This tutorial walks through the complete process of compiling a simple feed-forward neural network for homomorphic encryption (HE) evaluation using HETorch. We'll create a small neural network, configure CKKS encryption parameters, apply transformation passes to make it HE-compatible, and validate the results.

What we'll build: A 2-layer neural network (10→20→10 dimensions) with GELU and Sigmoid activations, compiled for encrypted evaluation using the CKKS scheme.

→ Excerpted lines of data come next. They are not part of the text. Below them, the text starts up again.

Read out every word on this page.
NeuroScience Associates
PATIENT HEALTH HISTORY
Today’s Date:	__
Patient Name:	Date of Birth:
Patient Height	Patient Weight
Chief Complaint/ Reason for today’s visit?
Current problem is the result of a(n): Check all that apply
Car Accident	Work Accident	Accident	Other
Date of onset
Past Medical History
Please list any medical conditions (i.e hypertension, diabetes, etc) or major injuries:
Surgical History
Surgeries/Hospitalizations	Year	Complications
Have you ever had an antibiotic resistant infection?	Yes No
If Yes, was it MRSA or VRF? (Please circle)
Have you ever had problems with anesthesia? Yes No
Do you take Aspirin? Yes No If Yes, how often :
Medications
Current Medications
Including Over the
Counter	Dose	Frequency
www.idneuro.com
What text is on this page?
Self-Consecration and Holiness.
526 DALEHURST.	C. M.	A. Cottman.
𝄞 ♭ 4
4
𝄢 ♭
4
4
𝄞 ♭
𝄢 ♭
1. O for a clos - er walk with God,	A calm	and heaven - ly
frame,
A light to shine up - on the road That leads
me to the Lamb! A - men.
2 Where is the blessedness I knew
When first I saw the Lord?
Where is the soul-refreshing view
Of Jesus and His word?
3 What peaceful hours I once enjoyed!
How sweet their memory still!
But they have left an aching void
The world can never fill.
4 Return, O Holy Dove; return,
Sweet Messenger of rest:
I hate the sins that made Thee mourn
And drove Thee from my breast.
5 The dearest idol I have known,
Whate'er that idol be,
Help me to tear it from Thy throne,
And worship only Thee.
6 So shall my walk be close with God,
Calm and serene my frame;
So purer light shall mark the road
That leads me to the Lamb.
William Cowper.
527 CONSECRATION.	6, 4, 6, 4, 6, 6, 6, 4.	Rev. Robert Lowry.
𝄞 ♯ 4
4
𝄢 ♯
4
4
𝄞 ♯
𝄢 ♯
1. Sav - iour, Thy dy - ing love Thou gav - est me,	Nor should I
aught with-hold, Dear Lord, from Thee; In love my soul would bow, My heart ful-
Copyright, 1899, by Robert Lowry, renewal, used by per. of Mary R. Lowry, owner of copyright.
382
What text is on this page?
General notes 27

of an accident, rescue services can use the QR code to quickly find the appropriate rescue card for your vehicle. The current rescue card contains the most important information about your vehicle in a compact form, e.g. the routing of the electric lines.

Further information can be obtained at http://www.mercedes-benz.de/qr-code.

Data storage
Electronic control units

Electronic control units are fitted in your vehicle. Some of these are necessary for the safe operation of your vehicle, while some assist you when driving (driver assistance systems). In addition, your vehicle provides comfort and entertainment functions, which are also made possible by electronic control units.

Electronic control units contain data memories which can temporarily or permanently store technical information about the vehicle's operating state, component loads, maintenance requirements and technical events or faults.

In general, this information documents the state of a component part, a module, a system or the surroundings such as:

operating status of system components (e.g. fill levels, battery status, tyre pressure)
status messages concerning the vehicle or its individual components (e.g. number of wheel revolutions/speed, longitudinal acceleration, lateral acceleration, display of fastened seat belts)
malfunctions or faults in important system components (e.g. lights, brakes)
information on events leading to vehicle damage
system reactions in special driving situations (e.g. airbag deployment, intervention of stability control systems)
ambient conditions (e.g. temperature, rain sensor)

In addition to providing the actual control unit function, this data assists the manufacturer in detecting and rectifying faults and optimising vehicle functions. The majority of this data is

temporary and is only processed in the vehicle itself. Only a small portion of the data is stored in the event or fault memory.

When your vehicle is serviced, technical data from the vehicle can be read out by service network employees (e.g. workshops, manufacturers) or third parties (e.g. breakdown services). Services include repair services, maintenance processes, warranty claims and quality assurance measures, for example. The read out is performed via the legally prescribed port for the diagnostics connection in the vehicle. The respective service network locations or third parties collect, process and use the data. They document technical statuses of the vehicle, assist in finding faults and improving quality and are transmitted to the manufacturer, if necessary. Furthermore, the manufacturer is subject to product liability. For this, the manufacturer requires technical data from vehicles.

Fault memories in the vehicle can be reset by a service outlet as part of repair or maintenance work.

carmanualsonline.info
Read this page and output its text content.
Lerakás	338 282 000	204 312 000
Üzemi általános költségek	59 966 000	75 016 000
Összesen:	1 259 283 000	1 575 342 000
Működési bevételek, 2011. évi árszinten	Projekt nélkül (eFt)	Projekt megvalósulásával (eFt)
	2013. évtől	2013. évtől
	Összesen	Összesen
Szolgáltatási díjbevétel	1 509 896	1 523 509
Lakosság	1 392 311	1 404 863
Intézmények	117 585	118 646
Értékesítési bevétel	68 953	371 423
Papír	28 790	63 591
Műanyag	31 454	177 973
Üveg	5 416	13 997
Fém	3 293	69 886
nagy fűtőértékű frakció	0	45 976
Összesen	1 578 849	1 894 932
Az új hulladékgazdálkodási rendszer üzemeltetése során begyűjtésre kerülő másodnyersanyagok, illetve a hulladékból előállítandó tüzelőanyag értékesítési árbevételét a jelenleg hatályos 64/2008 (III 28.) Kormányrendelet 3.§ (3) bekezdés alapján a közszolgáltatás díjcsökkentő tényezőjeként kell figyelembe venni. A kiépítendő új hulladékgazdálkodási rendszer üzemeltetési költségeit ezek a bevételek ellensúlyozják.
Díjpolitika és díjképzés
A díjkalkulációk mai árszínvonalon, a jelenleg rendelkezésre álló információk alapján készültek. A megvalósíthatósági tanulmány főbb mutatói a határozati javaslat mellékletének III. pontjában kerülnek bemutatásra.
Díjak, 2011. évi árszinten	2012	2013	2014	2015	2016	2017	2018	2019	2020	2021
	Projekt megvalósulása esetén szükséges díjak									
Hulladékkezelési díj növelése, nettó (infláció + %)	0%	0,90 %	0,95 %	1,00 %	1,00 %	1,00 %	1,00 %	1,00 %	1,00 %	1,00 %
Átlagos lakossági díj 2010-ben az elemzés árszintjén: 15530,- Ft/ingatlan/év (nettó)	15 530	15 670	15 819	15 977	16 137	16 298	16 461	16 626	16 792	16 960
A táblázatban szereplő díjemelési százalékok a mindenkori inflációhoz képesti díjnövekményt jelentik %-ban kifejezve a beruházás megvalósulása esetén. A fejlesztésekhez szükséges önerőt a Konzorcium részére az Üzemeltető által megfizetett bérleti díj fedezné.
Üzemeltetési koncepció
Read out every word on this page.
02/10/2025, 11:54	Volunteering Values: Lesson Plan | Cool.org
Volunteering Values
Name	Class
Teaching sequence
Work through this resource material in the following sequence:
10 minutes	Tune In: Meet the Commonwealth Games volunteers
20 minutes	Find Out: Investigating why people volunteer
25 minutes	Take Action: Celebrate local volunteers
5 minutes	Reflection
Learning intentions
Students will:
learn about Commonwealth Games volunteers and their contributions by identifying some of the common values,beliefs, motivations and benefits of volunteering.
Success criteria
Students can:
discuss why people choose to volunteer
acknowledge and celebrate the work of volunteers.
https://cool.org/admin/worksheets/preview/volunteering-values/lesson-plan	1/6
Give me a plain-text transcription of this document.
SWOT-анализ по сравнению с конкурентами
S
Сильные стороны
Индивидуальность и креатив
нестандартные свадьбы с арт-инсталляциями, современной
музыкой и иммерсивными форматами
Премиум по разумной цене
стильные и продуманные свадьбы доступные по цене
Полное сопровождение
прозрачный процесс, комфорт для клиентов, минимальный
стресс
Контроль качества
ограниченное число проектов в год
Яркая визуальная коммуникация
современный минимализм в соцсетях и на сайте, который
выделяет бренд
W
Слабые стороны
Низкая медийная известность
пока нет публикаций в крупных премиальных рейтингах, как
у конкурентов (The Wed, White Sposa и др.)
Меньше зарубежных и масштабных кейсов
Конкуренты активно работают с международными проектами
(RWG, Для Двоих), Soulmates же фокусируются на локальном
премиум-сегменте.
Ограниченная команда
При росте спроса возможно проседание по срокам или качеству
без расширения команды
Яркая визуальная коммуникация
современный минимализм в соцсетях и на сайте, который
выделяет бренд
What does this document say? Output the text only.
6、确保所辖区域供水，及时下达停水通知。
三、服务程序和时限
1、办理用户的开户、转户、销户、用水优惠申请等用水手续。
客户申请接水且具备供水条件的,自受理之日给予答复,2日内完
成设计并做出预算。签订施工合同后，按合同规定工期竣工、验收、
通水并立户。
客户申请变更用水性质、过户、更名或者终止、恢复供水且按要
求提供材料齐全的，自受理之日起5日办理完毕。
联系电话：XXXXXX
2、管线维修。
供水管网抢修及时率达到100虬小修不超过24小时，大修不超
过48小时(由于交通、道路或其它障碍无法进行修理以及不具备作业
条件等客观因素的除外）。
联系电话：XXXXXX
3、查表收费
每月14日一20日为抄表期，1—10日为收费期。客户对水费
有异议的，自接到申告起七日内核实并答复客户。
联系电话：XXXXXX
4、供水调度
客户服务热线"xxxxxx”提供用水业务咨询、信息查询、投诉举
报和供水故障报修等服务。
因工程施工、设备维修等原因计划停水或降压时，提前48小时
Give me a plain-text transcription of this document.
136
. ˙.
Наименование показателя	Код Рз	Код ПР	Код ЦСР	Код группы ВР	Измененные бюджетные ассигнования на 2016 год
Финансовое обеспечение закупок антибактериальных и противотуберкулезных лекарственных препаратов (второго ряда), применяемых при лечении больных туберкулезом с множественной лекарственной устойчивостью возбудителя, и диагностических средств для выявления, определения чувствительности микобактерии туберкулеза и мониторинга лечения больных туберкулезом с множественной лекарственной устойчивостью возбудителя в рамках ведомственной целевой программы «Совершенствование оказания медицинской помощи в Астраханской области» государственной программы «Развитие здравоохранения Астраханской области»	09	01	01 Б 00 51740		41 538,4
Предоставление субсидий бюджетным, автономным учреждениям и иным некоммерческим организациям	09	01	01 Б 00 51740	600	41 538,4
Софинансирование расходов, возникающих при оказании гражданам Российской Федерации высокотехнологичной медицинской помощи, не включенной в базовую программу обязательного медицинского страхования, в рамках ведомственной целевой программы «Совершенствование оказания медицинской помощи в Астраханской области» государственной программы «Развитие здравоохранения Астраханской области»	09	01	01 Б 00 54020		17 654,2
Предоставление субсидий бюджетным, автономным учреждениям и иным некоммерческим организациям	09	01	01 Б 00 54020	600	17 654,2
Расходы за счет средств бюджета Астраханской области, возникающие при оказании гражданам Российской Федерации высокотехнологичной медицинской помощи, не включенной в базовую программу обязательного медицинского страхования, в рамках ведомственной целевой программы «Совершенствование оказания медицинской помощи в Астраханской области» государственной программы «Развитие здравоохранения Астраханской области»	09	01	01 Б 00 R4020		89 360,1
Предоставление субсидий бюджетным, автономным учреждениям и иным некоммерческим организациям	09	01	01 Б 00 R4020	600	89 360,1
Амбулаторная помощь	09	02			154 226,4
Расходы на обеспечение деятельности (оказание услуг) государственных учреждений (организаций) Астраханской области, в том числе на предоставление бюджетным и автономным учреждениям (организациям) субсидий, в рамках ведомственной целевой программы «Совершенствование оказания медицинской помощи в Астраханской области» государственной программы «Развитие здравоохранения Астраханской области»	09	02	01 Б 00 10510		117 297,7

Time to complete: 20-30 minutes

Prerequisites

Before starting this tutorial, you should:

Have basic familiarity with PyTorch and torch.nn.Module
Understand neural network architecture basics
Have read the Quickstart Guide
Have HETorch installed and functional

Python knowledge required:

Classes and inheritance
PyTorch tensor operations
Basic understanding of neural network forward passes

HE knowledge required (minimal):

Approximate understanding that HE allows computation on encrypted data
Basic awareness that non-linear operations need special handling

Learning Objectives

By the end of this tutorial, you will:

Define a PyTorch neural network compatible with HETorch compilation
Configure CKKS parameters appropriate for neural network evaluation
Build a transformation pass pipeline for HE compatibility
Compile the model using HETorchCompiler
Execute the compiled model on encrypted data
Validate that the compiled model produces correct results
Understand how the graph is transformed for HE compatibility

Complete Working Example

Before diving into details, here's the complete working example you can run immediately:

"""
Simple Neural Network Tutorial - Complete Example
Run this to see the full compilation workflow in action.
"""

import torch
import torch.nn as nn
from hetorch import (
    CKKSParameters,
    CompilationContext,
    FakeBackend,
    HEScheme,
    HETorchCompiler,
)
from hetorch.passes import (
    PassPipeline,
    InputPackingPass,
    NonlinearToPolynomialPass,
    RescalingInsertionPass,
    DeadCodeEliminationPass,
    PrintGraphPass,
)


# Step 1: Define the model
class SimpleNN(nn.Module):
    """Simple 2-layer neural network"""

    def __init__(self):
        super().__init__()
        self.fc1 = nn.Linear(10, 20)
        self.fc2 = nn.Linear(20, 10)

    def forward(self, x):
        x = self.fc1(x)
        x = torch.nn.functional.gelu(x)
        x = self.fc2(x)
        x = torch.nn.functional.sigmoid(x)
        return x


# Step 2: Create model and test input
model = SimpleNN()
example_input = torch.randn(1, 10)

# Get original output for comparison
with torch.no_grad():
    original_output = model(example_input)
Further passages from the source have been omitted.